The mean and variance of a binomial distribution are $4$ and $2$ respectively. Then the probability of $2$ successes is

• A. $\frac{28}{256}$
• B. $\frac{219}{256}$
• C. $\frac{128}{256}$
• D. $\frac{37}{256}$

Answer 1

The correct option is A

$\frac{28}{256}$

Explanation for the correct option.

Step 1: Find the probability of success and probability of failure.

Assume that, $p$ be the probability of success and $q$ be the probability of failure.

Therefore, $p+q=1...\left(1\right)$.

Also, the mean of a binomial distribution is given by $np$ and variance of a binomial distribution is given by $npq$.

Since, the mean of the given binomial is $4$.

Therefore, $np=4...\left(2\right)$.

Since, the variance of the given binomial is $2$.

$npq=2...\left(3\right)$

From equation $2$ and $3$.

$$\begin{gathered} 4q=2 \\ \Rightarrow q=\frac{1}{2} \end{gathered}$$

Therefore, the probability of failure is $\frac{1}{2}$.

From equation $1$.

$$\begin{gathered} p=1-\frac{1}{2} \\ \Rightarrow p=\frac{1}{2} \end{gathered}$$

Therefore, the probability of success is $\frac{1}{2}$.
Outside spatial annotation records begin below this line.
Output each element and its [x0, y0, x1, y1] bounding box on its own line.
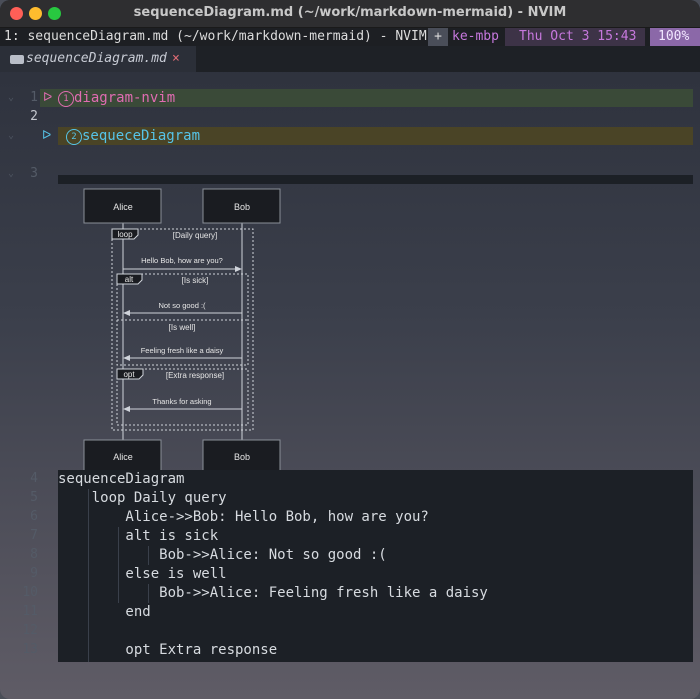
- arrowhead-icon: [123, 310, 130, 316]
- heading-1-line: ᐅ 1 diagram-nvim: [40, 89, 693, 107]
- opt-label: opt: [123, 370, 135, 379]
- else-condition: [Is well]: [169, 323, 196, 332]
- heading-level-1-icon: 1: [58, 91, 74, 107]
- markdown-icon: [10, 55, 24, 64]
- loop-label: loop: [117, 230, 133, 239]
- loop-condition: [Daily query]: [173, 231, 217, 240]
- line-number: 1: [30, 90, 38, 105]
- code-line: Alice->>Bob: Hello Bob, how are you?: [58, 509, 429, 525]
- tmux-plus: +: [428, 28, 448, 46]
- line-number: 7: [30, 528, 38, 543]
- actor-label: Alice: [113, 452, 133, 462]
- tab-label: sequenceDiagram.md: [26, 51, 167, 66]
- window-title: sequenceDiagram.md (~/work/markdown-merm…: [133, 5, 567, 20]
- fold-indicator[interactable]: ⌄: [8, 130, 14, 141]
- fold-indicator[interactable]: ⌄: [8, 168, 14, 179]
- title-bar: sequenceDiagram.md (~/work/markdown-merm…: [0, 0, 700, 28]
- heading-2-line: ᐅ 2 sequeceDiagram: [42, 127, 693, 145]
- tmux-window-name[interactable]: 1: sequenceDiagram.md (~/work/markdown-m…: [4, 28, 427, 46]
- code-line: opt Extra response: [58, 642, 278, 658]
- code-line: loop Daily query: [58, 490, 227, 506]
- fold-indicator[interactable]: ⌄: [8, 92, 14, 103]
- alt-condition: [Is sick]: [182, 276, 209, 285]
- tmux-date: Thu Oct 3 15:43: [505, 28, 645, 46]
- heading-level-2-icon: 2: [66, 129, 82, 145]
- code-line: alt is sick: [58, 528, 219, 544]
- tmux-hostname: ke-mbp: [452, 29, 499, 44]
- tab-sequencediagram[interactable]: sequenceDiagram.md ×: [0, 46, 196, 72]
- code-line: end: [58, 604, 151, 620]
- actor-alice-bottom: Alice: [83, 439, 162, 470]
- message-label: Hello Bob, how are you?: [141, 256, 223, 265]
- line-number: 12: [22, 623, 38, 638]
- line-number: 10: [22, 585, 38, 600]
- line-number: 5: [30, 490, 38, 505]
- message-label: Feeling fresh like a daisy: [141, 346, 224, 355]
- heading-1-text: diagram-nvim: [74, 90, 176, 106]
- heading-marker-icon: ᐅ: [42, 128, 52, 142]
- tab-line: sequenceDiagram.md ×: [0, 46, 700, 72]
- code-line: Bob->>Alice: Not so good :(: [58, 547, 387, 563]
- actor-alice-top: Alice: [83, 188, 162, 224]
- code-fence-top: [58, 175, 693, 184]
- message-label: Not so good :(: [158, 301, 206, 310]
- nvim-window: sequenceDiagram.md (~/work/markdown-merm…: [0, 0, 700, 699]
- actor-bob-bottom: Bob: [202, 439, 281, 470]
- code-line: sequenceDiagram: [58, 471, 185, 487]
- line-number: 6: [30, 509, 38, 524]
- opt-condition: [Extra response]: [166, 371, 224, 380]
- tmux-battery: 100%: [650, 28, 700, 46]
- arrowhead-icon: [123, 406, 130, 412]
- heading-2-text: sequeceDiagram: [82, 128, 201, 144]
- tmux-status-bar: 1: sequenceDiagram.md (~/work/markdown-m…: [0, 28, 700, 46]
- actor-label: Bob: [234, 452, 250, 462]
- code-line: Bob->>Alice: Feeling fresh like a daisy: [58, 585, 488, 601]
- line-number: 3: [30, 166, 38, 181]
- arrowhead-icon: [123, 355, 130, 361]
- line-number: 11: [22, 604, 38, 619]
- message-label: Thanks for asking: [152, 397, 211, 406]
- arrowhead-icon: [235, 266, 242, 272]
- line-number: 9: [30, 566, 38, 581]
- tab-close-icon[interactable]: ×: [172, 46, 180, 72]
- sequence-diagram: Alice Bob Alice Bob loop [Daily query] H…: [83, 188, 281, 470]
- code-block[interactable]: sequenceDiagram loop Daily query Alice->…: [58, 470, 693, 662]
- line-number: 4: [30, 471, 38, 486]
- actor-bob-top: Bob: [202, 188, 281, 224]
- heading-marker-icon: ᐅ: [43, 90, 53, 104]
- alt-label: alt: [125, 275, 134, 284]
- code-line: else is well: [58, 566, 227, 582]
- actor-label: Bob: [234, 202, 250, 212]
- line-number: 13: [22, 642, 38, 657]
- line-number-current: 2: [30, 109, 38, 124]
- editor-pane[interactable]: 1 2 3 4 5 6 7 8 9 10 11 12 13 ⌄ ⌄ ⌄ ᐅ 1 …: [0, 72, 700, 699]
- actor-label: Alice: [113, 202, 133, 212]
- line-number: 8: [30, 547, 38, 562]
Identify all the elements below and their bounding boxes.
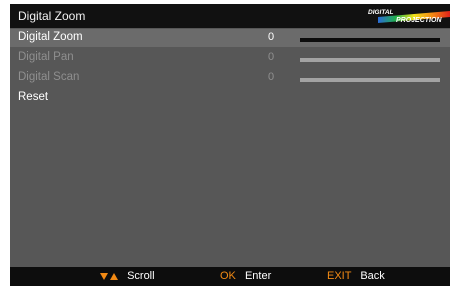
digital-projection-logo: DIGITAL PROJECTION [364,6,450,26]
menu-item-digital-zoom[interactable]: Digital Zoom 0 [10,29,450,47]
page-title: Digital Zoom [18,9,86,23]
menu-item-label: Digital Zoom [18,31,83,43]
ok-label: Enter [244,270,272,282]
arrow-down-icon [100,272,108,280]
exit-label: Back [360,270,385,282]
logo-text-top: DIGITAL [368,9,394,16]
scroll-hint: Scroll [100,270,155,282]
exit-hint: EXIT Back [327,270,385,282]
arrow-up-icon [110,272,118,280]
value-slider [300,58,440,62]
ok-hint: OK Enter [220,270,271,282]
logo-text-bottom: PROJECTION [396,17,442,24]
exit-key: EXIT [327,270,352,282]
menu-item-reset[interactable]: Reset [10,89,450,107]
menu-item-label: Reset [18,91,49,103]
menu-item-digital-pan: Digital Pan 0 [10,49,450,67]
menu-item-value: 0 [268,51,275,63]
menu-item-label: Digital Pan [18,51,74,63]
ok-key: OK [220,270,236,282]
menu-item-value: 0 [268,31,275,43]
menu-item-digital-scan: Digital Scan 0 [10,69,450,87]
title-bar: Digital Zoom DIGITAL PROJECTION [10,4,450,28]
scroll-label: Scroll [127,270,155,282]
value-slider [300,78,440,82]
menu-item-value: 0 [268,71,275,83]
menu-item-label: Digital Scan [18,71,80,83]
osd-screen: Digital Zoom DIGITAL PROJECTION Digital … [10,4,450,286]
value-slider[interactable] [300,38,440,42]
footer-hint-bar: Scroll OK Enter EXIT Back [10,267,450,286]
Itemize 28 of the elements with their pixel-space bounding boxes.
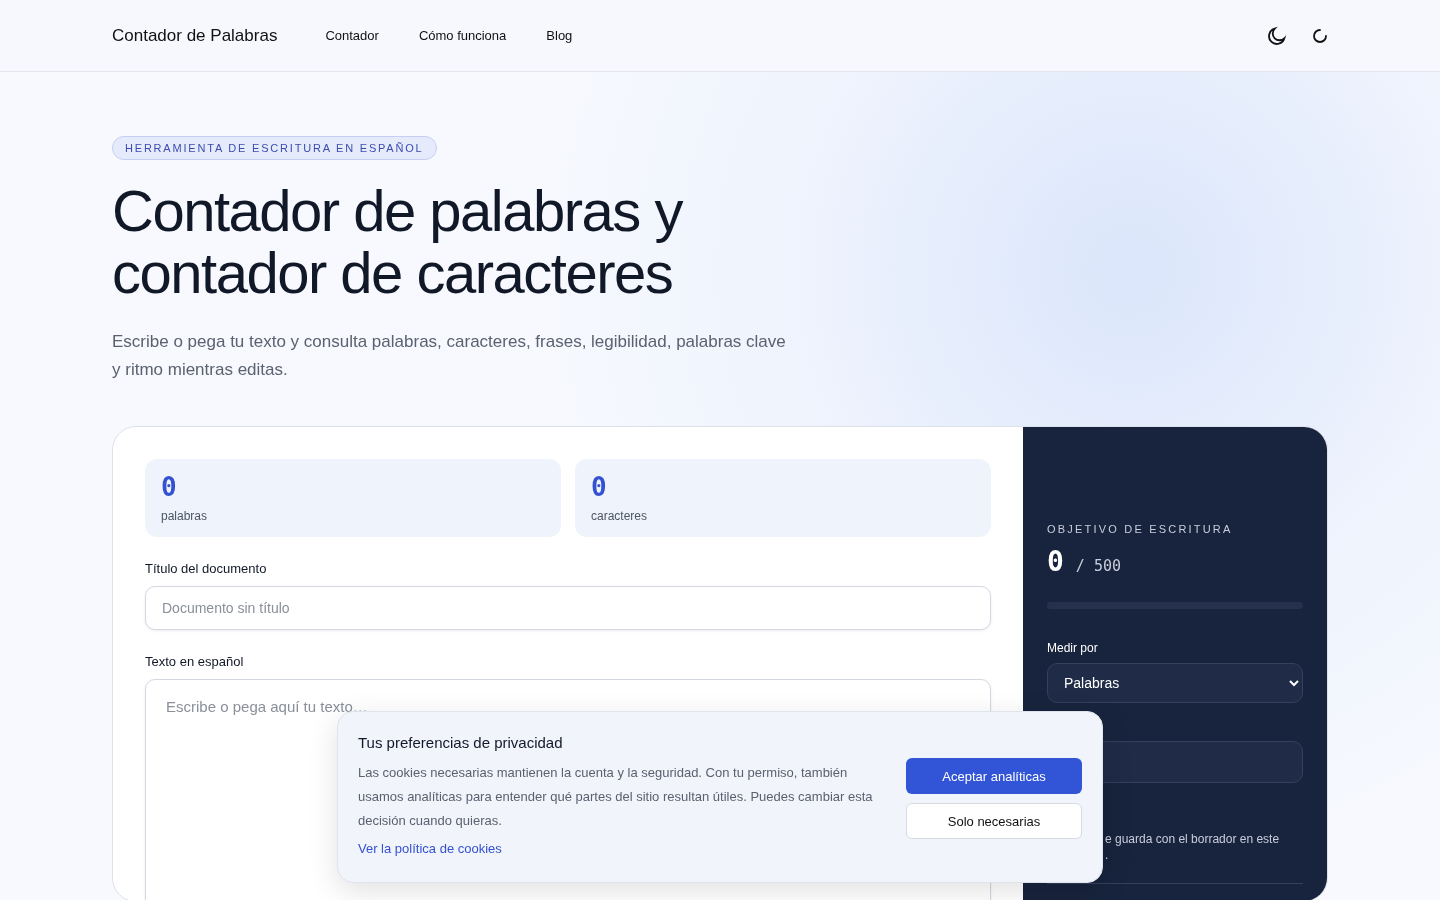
stat-label: palabras (161, 509, 209, 523)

Step 2: Find the probability of two successes.

Find the number of trials $n$.

Since, the probability of failure is $\frac{1}{2}$.

From equation $2$, we get

$$\begin{gathered} \frac{n}{2}=4 \\ \Rightarrow n=8 \end{gathered}$$

Therefore, the number of trials is $8$.

Find the probability $P$ of two successes as follows:

$$\begin{gathered} P={}^{8}C_2{\left(\frac{1}{2}\right)}^2{\left(\frac{1}{2}\right)}^{8-2} \\ \Rightarrow P=28{\left(\frac{1}{2}\right)}^8 \\ \Rightarrow P=\frac{28}{256} \end{gathered}$$

Therefore, the probability $P$ of two successes is $\frac{28}{256}$.

Hence, option $A$ is the correct option.